The growing volumes of produced water have meant E&P firms have effectively become water management firms. They are spending an increasing amount of time, effort and resources treating water for use and re-use, reinjection or environmentally acceptable discharge. NETL puts the water-to-oil ratio – i.e. the volume of water produced for every barrel of oil recovered – at between 5:1 and 8:1 in the US, and between 2:1 and 3:1 worldwide. Meanwhile, analysts at BCC Research believe that the water-to-oil ratio in North America will increase to 12:1 over the next 12 years – and 50:1 in the worst cases. With producers paying anywhere between $3 and $12 per barrel to dispose of produced water, the research firm expects the North American market for produced water treatment equipment to reach $1.2 billion by 2017.

Case By Case Solution

The physical and chemical properties of produced water vary considerably depending on the geographic location of the field, the geologic formation, and the type of hydrocarbon product being produced. It is typically comprised of certain amounts of oil and solids, and a specific droplet size distribution.The produced water will also have a specific chemistry, dependent on the chemical characteristics of the formation and the hydrocarbon. It may also include water from the reservoir, water previously injected into the formation, and any chemicals added during the production processes. Moreover, all of these properties and the produced water volume will vary throughout the lifetime of a reservoir.

As such, produced water is unique to every asset. Indeed, there could be two wells that are two miles apart and within the same formation that have totally different chemistries, oil, solids and droplet sizes. There could even be different produced waters coming into the same platform from two different wells, and it is not uncommon for these chemistries to mix together and compound processing issues such as scaling.

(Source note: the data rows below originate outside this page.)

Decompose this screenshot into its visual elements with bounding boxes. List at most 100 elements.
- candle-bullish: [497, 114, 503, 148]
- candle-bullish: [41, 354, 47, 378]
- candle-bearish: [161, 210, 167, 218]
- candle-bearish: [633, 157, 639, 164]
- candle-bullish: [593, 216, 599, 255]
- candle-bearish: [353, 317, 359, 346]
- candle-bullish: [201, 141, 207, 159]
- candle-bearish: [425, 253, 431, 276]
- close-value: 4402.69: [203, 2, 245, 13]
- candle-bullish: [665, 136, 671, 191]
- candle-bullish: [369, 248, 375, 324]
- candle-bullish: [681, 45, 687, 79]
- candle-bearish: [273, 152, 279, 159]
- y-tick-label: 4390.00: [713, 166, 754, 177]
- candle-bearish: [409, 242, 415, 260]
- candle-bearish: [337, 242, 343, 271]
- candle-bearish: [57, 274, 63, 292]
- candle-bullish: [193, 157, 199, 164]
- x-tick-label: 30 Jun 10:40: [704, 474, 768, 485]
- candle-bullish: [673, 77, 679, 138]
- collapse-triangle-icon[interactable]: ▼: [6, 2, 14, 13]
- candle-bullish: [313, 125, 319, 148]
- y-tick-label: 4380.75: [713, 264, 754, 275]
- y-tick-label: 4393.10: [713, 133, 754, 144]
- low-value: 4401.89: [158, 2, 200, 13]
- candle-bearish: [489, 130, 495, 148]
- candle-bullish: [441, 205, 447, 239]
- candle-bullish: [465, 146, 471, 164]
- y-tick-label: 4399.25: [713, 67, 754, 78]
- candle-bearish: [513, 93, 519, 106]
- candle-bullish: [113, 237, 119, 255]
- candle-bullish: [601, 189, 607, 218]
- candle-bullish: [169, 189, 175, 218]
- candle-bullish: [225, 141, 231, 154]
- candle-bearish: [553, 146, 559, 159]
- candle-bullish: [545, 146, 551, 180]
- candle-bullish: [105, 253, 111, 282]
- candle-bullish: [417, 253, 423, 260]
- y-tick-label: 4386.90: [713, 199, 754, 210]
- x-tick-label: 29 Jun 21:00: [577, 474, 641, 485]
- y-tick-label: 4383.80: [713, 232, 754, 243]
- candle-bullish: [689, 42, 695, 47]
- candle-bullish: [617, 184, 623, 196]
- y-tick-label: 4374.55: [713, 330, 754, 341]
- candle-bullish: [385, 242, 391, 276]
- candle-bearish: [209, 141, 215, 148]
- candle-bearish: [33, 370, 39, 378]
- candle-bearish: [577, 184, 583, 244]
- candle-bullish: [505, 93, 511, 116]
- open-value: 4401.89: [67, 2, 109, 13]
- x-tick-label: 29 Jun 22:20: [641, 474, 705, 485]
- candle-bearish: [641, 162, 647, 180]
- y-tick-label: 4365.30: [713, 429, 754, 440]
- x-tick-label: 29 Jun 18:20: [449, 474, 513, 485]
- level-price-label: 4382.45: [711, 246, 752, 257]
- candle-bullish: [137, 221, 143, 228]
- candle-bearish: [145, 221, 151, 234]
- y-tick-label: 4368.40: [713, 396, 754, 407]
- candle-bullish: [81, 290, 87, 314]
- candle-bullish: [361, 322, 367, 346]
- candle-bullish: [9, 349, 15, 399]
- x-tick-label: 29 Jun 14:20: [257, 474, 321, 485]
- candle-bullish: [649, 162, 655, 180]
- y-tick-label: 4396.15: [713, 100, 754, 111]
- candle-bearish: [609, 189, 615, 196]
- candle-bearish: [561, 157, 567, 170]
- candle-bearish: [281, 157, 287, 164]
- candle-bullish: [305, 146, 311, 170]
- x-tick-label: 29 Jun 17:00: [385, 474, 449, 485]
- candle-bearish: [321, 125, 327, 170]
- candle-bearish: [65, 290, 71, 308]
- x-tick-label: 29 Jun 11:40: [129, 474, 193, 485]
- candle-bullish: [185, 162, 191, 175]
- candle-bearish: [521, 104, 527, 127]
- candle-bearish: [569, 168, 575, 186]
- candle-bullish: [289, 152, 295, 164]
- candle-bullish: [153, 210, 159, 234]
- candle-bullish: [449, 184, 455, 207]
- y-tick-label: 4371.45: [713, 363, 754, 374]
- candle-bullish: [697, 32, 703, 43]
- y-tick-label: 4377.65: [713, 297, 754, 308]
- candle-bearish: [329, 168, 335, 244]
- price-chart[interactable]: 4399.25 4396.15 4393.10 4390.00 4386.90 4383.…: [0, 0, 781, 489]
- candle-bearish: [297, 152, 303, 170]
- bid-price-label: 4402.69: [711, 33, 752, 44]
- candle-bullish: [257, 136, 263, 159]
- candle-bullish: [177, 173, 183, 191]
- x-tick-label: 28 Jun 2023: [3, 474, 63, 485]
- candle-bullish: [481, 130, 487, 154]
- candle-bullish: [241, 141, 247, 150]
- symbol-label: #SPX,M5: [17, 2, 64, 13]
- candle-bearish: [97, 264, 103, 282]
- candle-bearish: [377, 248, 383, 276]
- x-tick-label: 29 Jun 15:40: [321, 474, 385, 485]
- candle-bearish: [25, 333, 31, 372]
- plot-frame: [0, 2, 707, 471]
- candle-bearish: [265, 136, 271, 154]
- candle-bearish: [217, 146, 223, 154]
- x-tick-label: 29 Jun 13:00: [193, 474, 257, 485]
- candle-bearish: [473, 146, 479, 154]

The water treatment and filtration requirements of upstream installations are therefore myriad and diverse. It is the characterisation and composition of the produced water that dictates the types of treatment technologies necessary to meet mandated limits. Flow rate dictates the size and quantity of the equipment needed, while the final specification and design is also dependent on how the asset operates currently, what condition it is in, production method and location. The most important consideration is the final destination/use of the produced water.